Der Rest des Tages vergeht damit über den Wetterbericht zu schimpfen und mit Spekulationen, ob er denn wenigstens morgen mit der Realität übereinstimmen wird. Denn eines ist klar: für die geplante Tour, nämlich den ONO-Grat auf die Lenzspitze und die anschließende Überschreitung des Nadelgrates zum Nadelhorn, benötigen wir unbedingt gutes Wetter. Beide Teile dieser großartigen Überschreitung sind mit „ziemlich schwierig“ bewertet. Dabei handelt es sich um kombiniertes Gelände mit Kletterpassagen im unteren IV. Grad und Eispassagen bis zu 45 Grad Neigung. Laut Führer sind bei guten Verhältnissen insgesamt rund neun Stunden zu veranschlagen. Bei schlechtem Wetter kann dieses Unternehmen schnell sehr ernst werden.
Nun, zuerst müssen wir die Nacht überstehen. Wie üblich, werden alle Hüttenbesucher in möglichst wenig Lager gesteckt, so dass wir kaum Schulterbreite zum Liegen haben. Dafür ist es so heiß im Lager, dass wir die Decken gar nicht benötigen!
Endlich ist es kurz vor 4:00 Uhr, und wir können aufstehen. Ein Blick nach draußen zeigt mir sternenklaren Himmel. Um 4:40 Uhr brechen wir auf, leider nur mit einer Stirnlampe, da Jan Oliver seine im Tal vergessen hat!
Bis zum Ende eines steilen Geröllhanges in 3600m gehen wir gemeinsam mit anderen Gruppen.
Hier teilen sich die Wege: fast alle steigen zum Windjoch auf, um den Normalweg auf das Nadelhorn zu gehen.
Wir folgen zunächst einer Firnrippe, die uns an den Beginn des Felsgrates der Lenzspitze bringt. Ein gutes Stück weiter oben erkennen wir einige Stirnlampen, also sind wir zumindest nicht die einzigen auf dieser Route. Als wir den Felsgrat erreichen, können wir auch auf die Stirnlampe verzichten.
Zunächst ist der Grat einfach, dann beginnt die Kletterei an griffigen Schuppen auf der rechten Seite. Wir kommen den vor uns Kletternden immer näher und überholen schließlich eine italienische Seilschaft. Kurz vor der Schlüsselstelle, dem großen Gendarmen, erreichen wir eine französische Seilschaft.
Hier packen wir das erste Mal das Seil aus. Es sollen die einzigen 50m bleiben, die wir bis ins Windjoch angeseilt gehen! Die Kletterei ist super, und das Seil wäre auch hier nicht nötig gewesen.

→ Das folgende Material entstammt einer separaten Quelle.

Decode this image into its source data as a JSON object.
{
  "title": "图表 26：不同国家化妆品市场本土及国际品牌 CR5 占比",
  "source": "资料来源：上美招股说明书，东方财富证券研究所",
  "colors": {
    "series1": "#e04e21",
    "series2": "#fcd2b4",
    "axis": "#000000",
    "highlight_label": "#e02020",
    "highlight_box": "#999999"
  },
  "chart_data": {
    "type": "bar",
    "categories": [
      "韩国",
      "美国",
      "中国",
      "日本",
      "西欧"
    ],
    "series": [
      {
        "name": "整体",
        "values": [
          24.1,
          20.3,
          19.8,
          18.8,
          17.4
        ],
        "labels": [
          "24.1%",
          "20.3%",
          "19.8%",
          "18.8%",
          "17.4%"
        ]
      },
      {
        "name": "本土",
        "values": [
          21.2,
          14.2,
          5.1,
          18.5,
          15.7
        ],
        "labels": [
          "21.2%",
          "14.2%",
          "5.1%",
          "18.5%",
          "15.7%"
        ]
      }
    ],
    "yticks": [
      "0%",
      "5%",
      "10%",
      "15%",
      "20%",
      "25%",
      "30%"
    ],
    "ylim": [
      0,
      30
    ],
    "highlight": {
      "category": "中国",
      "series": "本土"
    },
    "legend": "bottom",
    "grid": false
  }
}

Vom Gendarmen seilen wir ab und erreichen kurz danach den sog. „Frühstücksplatz“ in ca. 4100m Höhe. Die Franzosen folgen von hier einem nach links ziehenden und einladend aussehenden Band, von dem im Führer steht, dass es weiter oben in sehr brüchige Felsen führt.
Nach kurzem Zweifel entschließe ich mich dem Führer zu trauen und steige gerade hinauf und nach rechts in eine Gratlücke. Es geht tatsächlich gut, steil aber griffig. Am Grat selbst sind dann nur die ersten Meter unangenehm, weil plattig und mit etwas Firn durchsetzt. Dann geht es leicht weiter bis zum Firngrat, wo wir wieder auf die Franzosen treffen.
Dieser Grat verläuft am Rand der berühmten N-Wand und ist ca. 45 Grad steil. Wir finden gute Stufen in dem fast blanken Eis vor, weswegen wir diese Passage problemlos gehen können.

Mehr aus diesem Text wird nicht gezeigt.